In case 2), I would include the treatment information in the initial fit, to correct the batch effect due to the sample:

pbmcs$is_cluster_2 <- pbmcs$cell_type == "cluster 2"
fit <- glm_gp(pbmcs, design = ~ treatment + is_cluster_2)
test_de(fit, contrast = is_cluster_2TRUE)

Your idea to set contrasts = cluster2- !cluster2 is nice, but unfortunately does something different! To be honest, I am surprised that the syntax is valid at all. Your contrast is equivalent to contrasts = cluster2- (1 - cluster2), which would be testing if cluster2 is signficantly different from the sum of all other coefficient, which is not what you mean.

Best, Constantin

pchiang5 commented 3 years ago

Hi Constantin,

Thank you for the detailed explanation. Hope you do not mind with a more complex problem.

treatment | cell_type

A+B | cluster 1 A | cluster 1 B | cluster 1 0(None) | cluster 1 A+B | cluster 2 A | cluster 2 B | cluster 2 0 | cluster 2

In the scenario above, am I right to use the following way to identify the effect of treatment A on cluster 2?

fit <- glm_gp(pbmcs[, pbmcs$cell_type == "cluster 2"], design = ~ treatment) #Do I have to include the A+B and B groups here (probably this will reveal the A effect in the background of B)? 
test_de(fit, contrast = "treatmentA")

Further, if I would like to see the synergistic effects of A+B on cluster 2, instead of A or B alone, the following input seems to regard A+B as a single unique group, instead of the combination of A and B. Does the tool inherently compare A+B with A alone and B alone to reveal the interaction? Or shall I split the treatment as treatment1 (A and 0) and treatment2 (B and 0)?

fit <- glm_gp(pbmcs[, pbmcs$cell_type == "cluster 2"], design = ~ treatment) 
test_de(fit, contrast = "treatmentA+B")

Thanks again!

Po

const-ae commented 3 years ago

shall I split the treatment as treatment1 (A and 0) and treatment2 (B and 0)?

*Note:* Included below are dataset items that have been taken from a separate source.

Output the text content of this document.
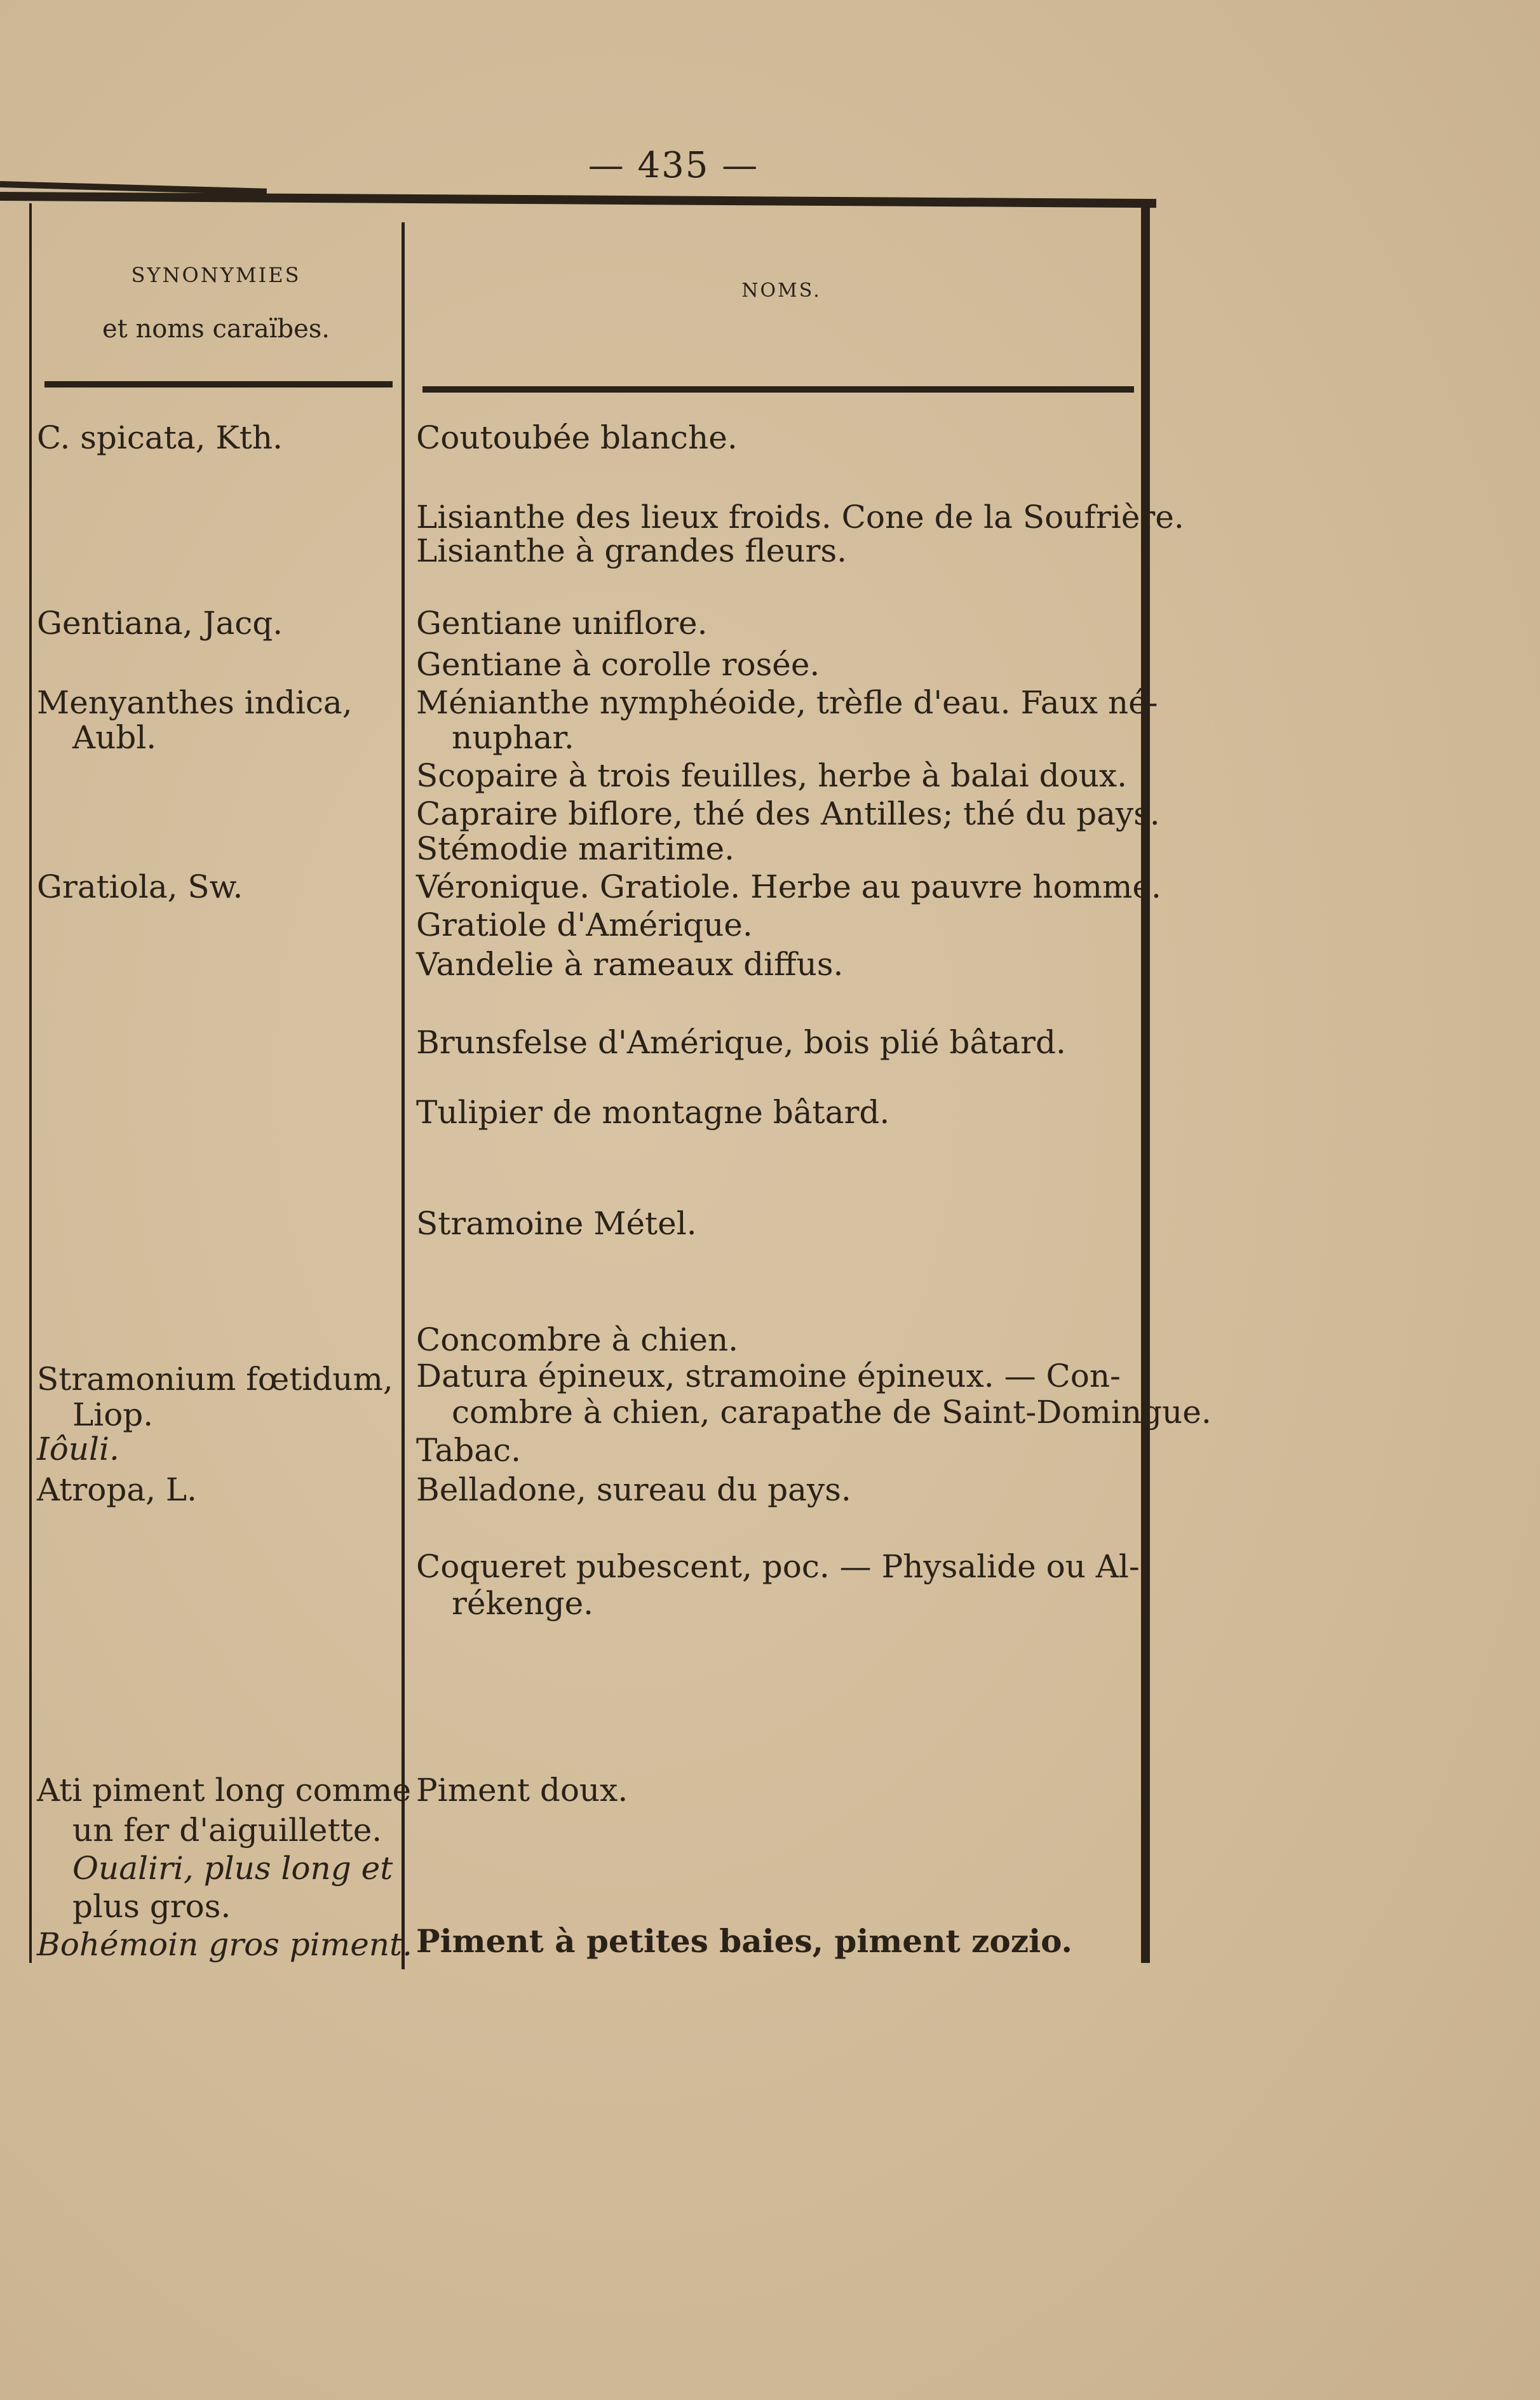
— 435 —
SYNONYMIES
et noms caraïbes.
NOMS.
C. spicata, Kth.
Gentiana, Jacq.
Menyanthes indica,
Aubl.
Gratiola, Sw.
Stramonium fœtidum,
Liop.
Iôuli.
Atropa, L.
Ati piment long comme
un fer d'aiguillette.
Oualiri, plus long et
plus gros.
Bohémoin gros piment.
Coutoubée blanche.
Lisianthe des lieux froids. Cone de la Soufrière.
Lisianthe à grandes fleurs.
Gentiane uniflore.
Gentiane à corolle rosée.
Ménianthe nymphéoide, trèfle d'eau. Faux né-
nuphar.
Scopaire à trois feuilles, herbe à balai doux.
Capraire biflore, thé des Antilles; thé du pays.
Stémodie maritime.
Véronique. Gratiole. Herbe au pauvre homme.
Gratiole d'Amérique.
Vandelie à rameaux diffus.
Brunsfelse d'Amérique, bois plié bâtard.
Tulipier de montagne bâtard.
Stramoine Métel.
Concombre à chien.
Datura épineux, stramoine épineux. — Con-
combre à chien, carapathe de Saint-Domingue.
Tabac.
Belladone, sureau du pays.
Coqueret pubescent, poc. — Physalide ou Al-
rékenge.
Piment doux.
Piment à petites baies, piment zozio.
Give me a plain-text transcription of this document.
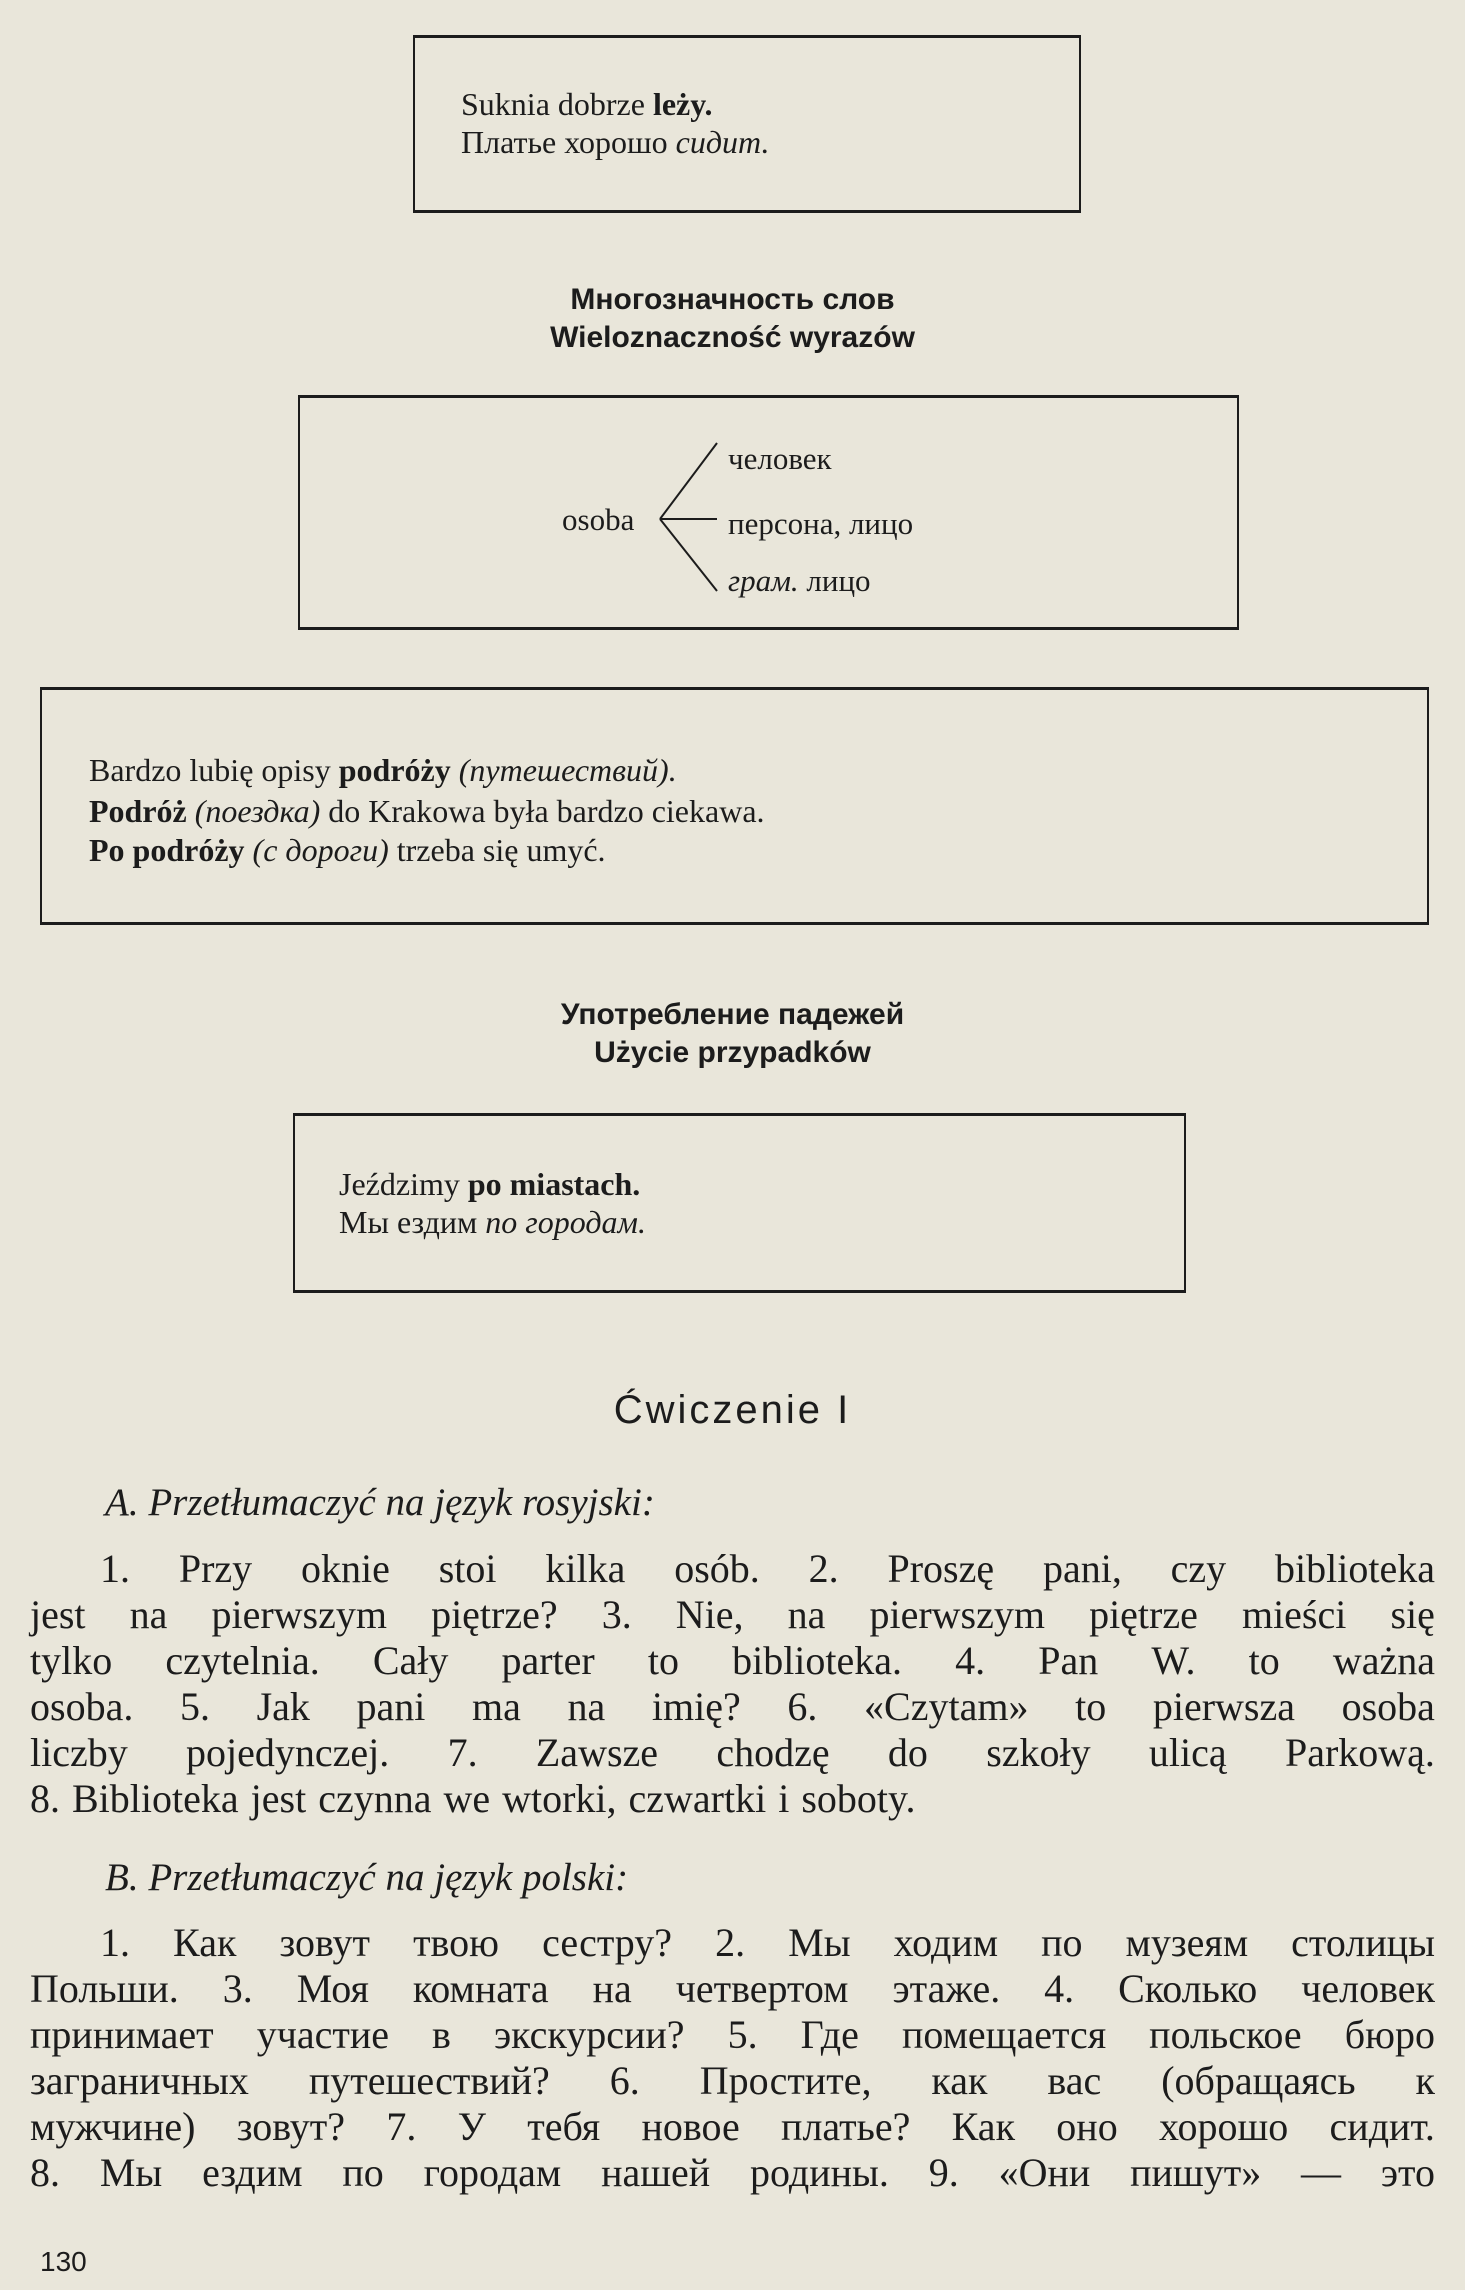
Suknia dobrze leży.
Платье хорошо сидит.
Многозначность слов
Wieloznaczność wyrazów
osoba
человек
персона, лицо
грам. лицо
Bardzo lubię opisy podróży (путешествий).
Podróż (поездка) do Krakowa była bardzo ciekawa.
Po podróży (с дороги) trzeba się umyć.
Употребление падежей
Użycie przypadków
Jeździmy po miastach.
Мы ездим по городам.
Ćwiczenie I
A. Przetłumaczyć na język rosyjski:
1. Przy oknie stoi kilka osób. 2. Proszę pani, czy biblioteka
jest na pierwszym piętrze? 3. Nie, na pierwszym piętrze mieści się
tylko czytelnia. Cały parter to biblioteka. 4. Pan W. to ważna
osoba. 5. Jak pani ma na imię? 6. «Czytam» to pierwsza osoba
liczby pojedynczej. 7. Zawsze chodzę do szkoły ulicą Parkową.
8. Biblioteka jest czynna we wtorki, czwartki i soboty.
B. Przetłumaczyć na język polski:
1. Как зовут твою сестру? 2. Мы ходим по музеям столицы
Польши. 3. Моя комната на четвертом этаже. 4. Сколько человек
принимает участие в экскурсии? 5. Где помещается польское бюро
заграничных путешествий? 6. Простите, как вас (обращаясь к
мужчине) зовут? 7. У тебя новое платье? Как оно хорошо сидит.
8. Мы ездим по городам нашей родины. 9. «Они пишут» — это
130
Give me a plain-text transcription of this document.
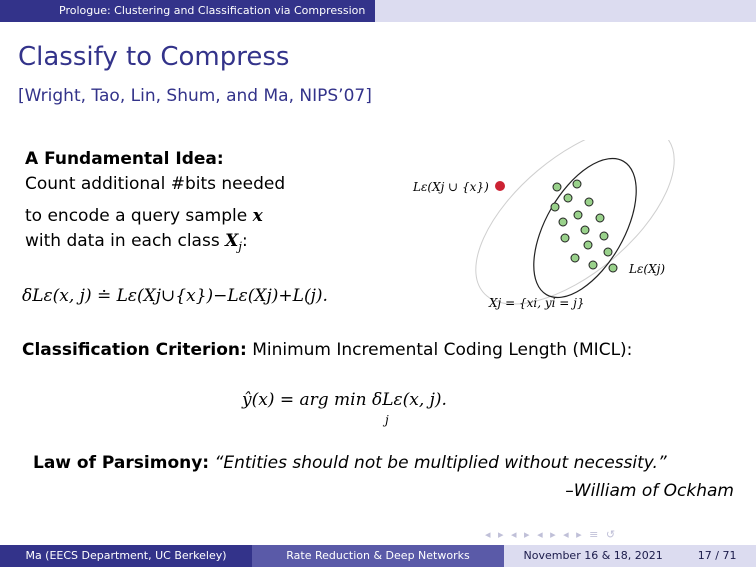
Prologue: Clustering and Classification via Compression
Classify to Compress
[Wright, Tao, Lin, Shum, and Ma, NIPS’07]
A Fundamental Idea:
Count additional #bits needed
to encode a query sample x
with data in each class $X_j$:
δLε(x, j) ≐ Lε(Xj∪{x})−Lε(Xj)+L(j).
Lε(Xj ∪ {x})
Lε(Xj)
Xj = {xi, yi = j}
Classification Criterion: Minimum Incremental Coding Length (MICL):
ŷ(x) = arg min δLε(x, j).
j
Law of Parsimony: “Entities should not be multiplied without necessity.”
–William of Ockham
◂ ▸ ◂ ▸ ◂ ▸ ◂ ▸ ≡ ↺
Ma (EECS Department, UC Berkeley)	Rate Reduction & Deep Networks	November 16 & 18, 2021	17 / 71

Yes, I think you should code the treatment as two separate columns:

treatmentA treatmentB cell_type
1 1 cluster_1
1 0 cluster_1
0 1 cluster_1
0 0 cluster_1
1 1 cluster_2
1 0 cluster_2
0 1 cluster_2
0 0 cluster_2

You can then fit the model including an interaction term:

fit <- glm_gp(pbmcs[, pbmcs$cell_type == "cluster 2"], 
                design = ~ treatmentA + treatmentB + treatmentA:treatmentB) 
# The column names tell you the identifiers that you can as contrasts
colnames(fit$Beta)
test_de(fit, contrast = `treatmentA:treatmentB`)
pchiang5 commented 3 years ago

Thank you, Constantin.